The other person “A Meeting” reminds me of is my father. He died three years ago, the year after Brendan. He was in Dublin and he was a gardener. He grew roses, he was a good fan of Wendell Berry’s. I’m sure my dad is somewhere among the mighty fine trees, too.
I love the way the poem makes the personal eternal—how a friend’s face, his voice, can be summoned up after many years, how even the delight one felt at eating a summer peach will somehow never fully perish. That, I think, is similar to what literature does. The deep enduring value of literature is that it lays down a marker. You are speaking with a voice that will never go silent.
That’s why you have to achieve your very, very best at any particular moment, because the book you write will, like the friend in the poem, be there forever. That’s why I push my students hard.
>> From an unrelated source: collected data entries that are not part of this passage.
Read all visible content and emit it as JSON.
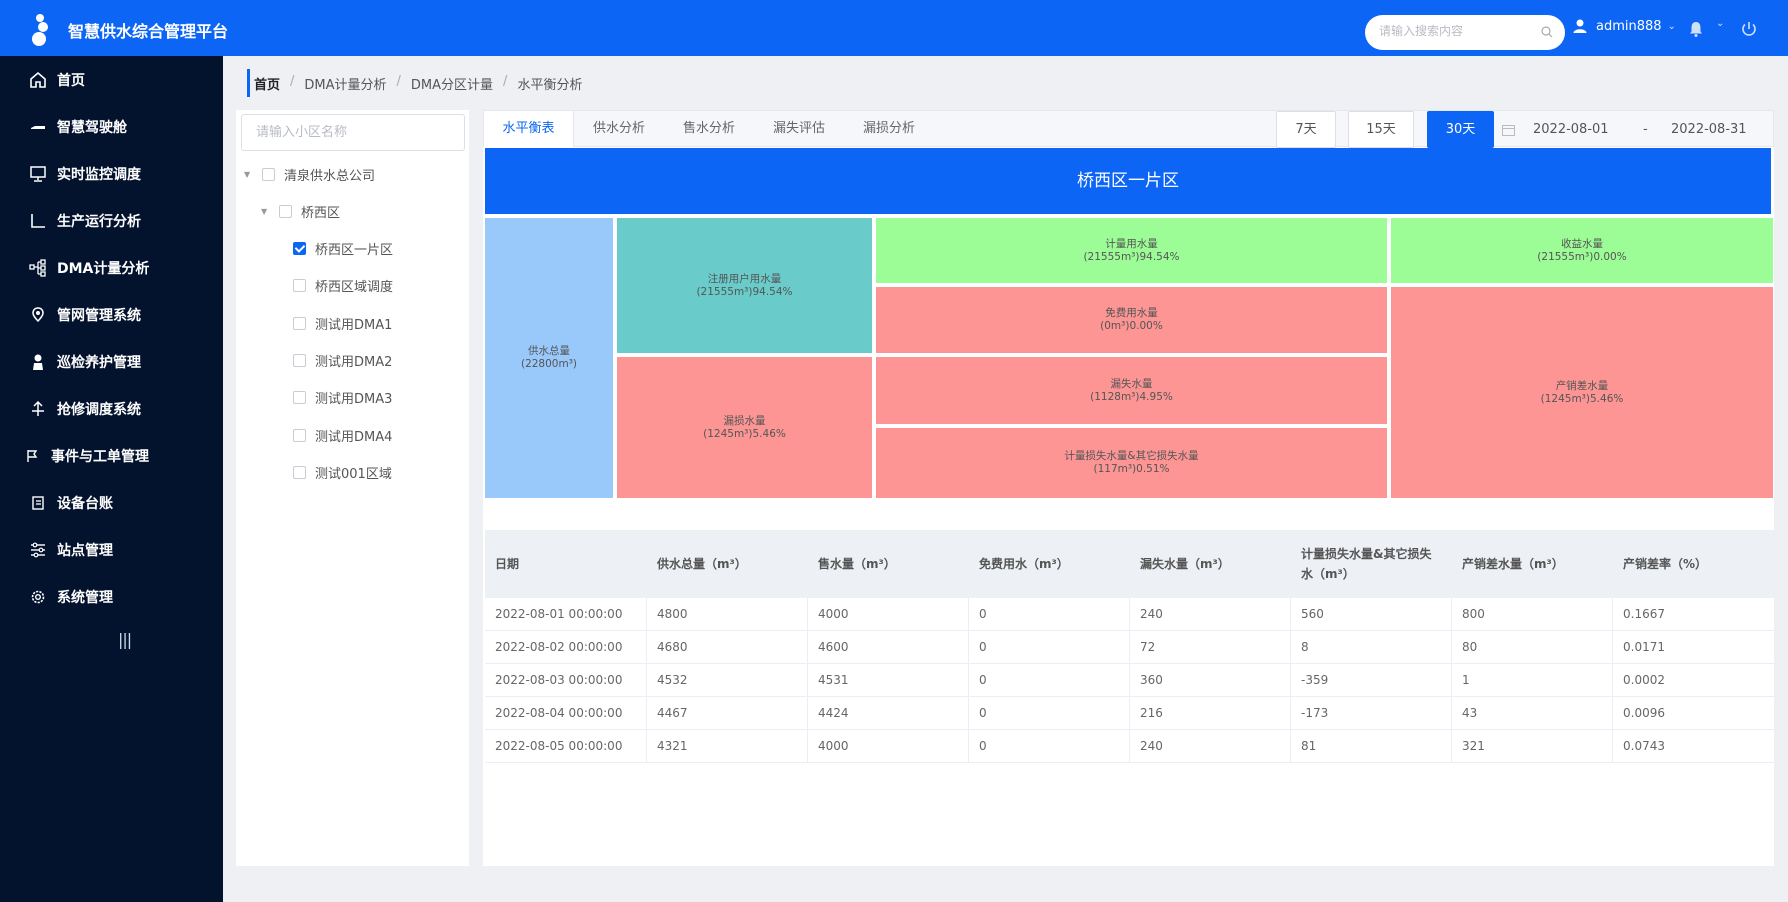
{
  "app": {
    "title": "智慧供水综合管理平台"
  },
  "header": {
    "search_placeholder": "请输入搜索内容",
    "username": "admin888"
  },
  "sidebar": {
    "items": [
      {
        "label": "首页",
        "icon": "home-icon"
      },
      {
        "label": "智慧驾驶舱",
        "icon": "cockpit-icon"
      },
      {
        "label": "实时监控调度",
        "icon": "monitor-icon"
      },
      {
        "label": "生产运行分析",
        "icon": "chart-axis-icon"
      },
      {
        "label": "DMA计量分析",
        "icon": "flow-tree-icon"
      },
      {
        "label": "管网管理系统",
        "icon": "map-pin-icon"
      },
      {
        "label": "巡检养护管理",
        "icon": "worker-icon"
      },
      {
        "label": "抢修调度系统",
        "icon": "repair-icon"
      },
      {
        "label": "事件与工单管理",
        "icon": "event-icon"
      },
      {
        "label": "设备台账",
        "icon": "ledger-icon"
      },
      {
        "label": "站点管理",
        "icon": "sliders-icon"
      },
      {
        "label": "系统管理",
        "icon": "gear-icon"
      }
    ],
    "collapse_label": "|||"
  },
  "breadcrumb": [
    "首页",
    "DMA计量分析",
    "DMA分区计量",
    "水平衡分析"
  ],
  "left_panel": {
    "search_placeholder": "请输入小区名称",
    "tree": [
      {
        "label": "清泉供水总公司",
        "checked": false
      },
      {
        "label": "桥西区",
        "checked": false
      },
      {
        "label": "桥西区一片区",
        "checked": true
      },
      {
        "label": "桥西区域调度",
        "checked": false
      },
      {
        "label": "测试用DMA1",
        "checked": false
      },
      {
        "label": "测试用DMA2",
        "checked": false
      },
      {
        "label": "测试用DMA3",
        "checked": false
      },
      {
        "label": "测试用DMA4",
        "checked": false
      },
      {
        "label": "测试001区域",
        "checked": false
      }
    ]
  },
  "tabs": [
    "水平衡表",
    "供水分析",
    "售水分析",
    "漏失评估",
    "漏损分析"
  ],
  "active_tab": "水平衡表",
  "ranges": [
    "7天",
    "15天",
    "30天"
  ],
  "active_range": "30天",
  "date_range": {
    "start": "2022-08-01",
    "separator": "-",
    "end": "2022-08-31"
  },
  "balance": {
    "region_title": "桥西区一片区",
    "total_supply": {
      "label": "供水总量",
      "value": "(22800m³)"
    },
    "registered_use": {
      "label": "注册用户用水量",
      "value": "(21555m³)94.54%"
    },
    "loss": {
      "label": "漏损水量",
      "value": "(1245m³)5.46%"
    },
    "metered_use": {
      "label": "计量用水量",
      "value": "(21555m³)94.54%"
    },
    "free_use": {
      "label": "免费用水量",
      "value": "(0m³)0.00%"
    },
    "leakage": {
      "label": "漏失水量",
      "value": "(1128m³)4.95%"
    },
    "meter_loss": {
      "label": "计量损失水量&其它损失水量",
      "value": "(117m³)0.51%"
    },
    "revenue": {
      "label": "收益水量",
      "value": "(21555m³)0.00%"
    },
    "non_revenue": {
      "label": "产销差水量",
      "value": "(1245m³)5.46%"
    },
    "colors": {
      "supply": "#99c8fb",
      "registered": "#6acbcb",
      "good": "#9cfc96",
      "loss": "#fc9594"
    }
  },
  "table": {
    "headers": [
      "日期",
      "供水总量（m³）",
      "售水量（m³）",
      "免费用水（m³）",
      "漏失水量（m³）",
      "计量损失水量&其它损失水（m³）",
      "产销差水量（m³）",
      "产销差率（%）"
    ],
    "rows": [
      [
        "2022-08-01 00:00:00",
        "4800",
        "4000",
        "0",
        "240",
        "560",
        "800",
        "0.1667"
      ],
      [
        "2022-08-02 00:00:00",
        "4680",
        "4600",
        "0",
        "72",
        "8",
        "80",
        "0.0171"
      ],
      [
        "2022-08-03 00:00:00",
        "4532",
        "4531",
        "0",
        "360",
        "-359",
        "1",
        "0.0002"
      ],
      [
        "2022-08-04 00:00:00",
        "4467",
        "4424",
        "0",
        "216",
        "-173",
        "43",
        "0.0096"
      ],
      [
        "2022-08-05 00:00:00",
        "4321",
        "4000",
        "0",
        "240",
        "81",
        "321",
        "0.0743"
      ]
    ]
  },
  "accent_color": "#0c65f5"
}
A lot of people say your ideal reader is an idealized stranger, or a friend, but I tell them, Your ideal reader is yourself, 20 years from now. I ask them: If you were able to read you work 20 years from now, would you still be proud of it? Did you hurt somebody? Did you try to pull the wool over somebody’s eyes, or even your own eyes? Were you being entirely honest? How true does the work happen to be?
You have to imagine yourself, 20 years on, coming back to take a look at your work. And when that future self looks back, it should see you put your best self down on the page. You hope that in those 20 years from now, you still recognize your best self and are not embarrassed by what you wrote.
That’s a lot of pressure, obviously. A paralyzing amount of pressure sometimes. But you can’t paralyze yourself into silence. That’s the most important thing: You can’t overthink this. (As I say somewhere in the book: “The unexamined life may not be worth living, but the over-examined life is a scary proposition too.”) You shouldn’t over-examine these things, but at the same time, you must do your very, very, very best. That becomes a tightrope of sorts. You have to learn how to walk the tightrope. That’s the great creative tension that makes good work.
Of course, the great joy about writing is you’re not on a literal tightrope. If you fall, you only hit your office floor.
One of the main things I try to convince my students is that, very simply, the art of writing is putting your arse in the chair. That’s it. When it’s going well, you can get up out of your chair. You can walk around. You can do the dishes. You can do whatever you want to do. But when it’s going badly, you must sit, and you must fight it, face the blank page. It takes a lot of stamina, but it’s the only way that work gets done.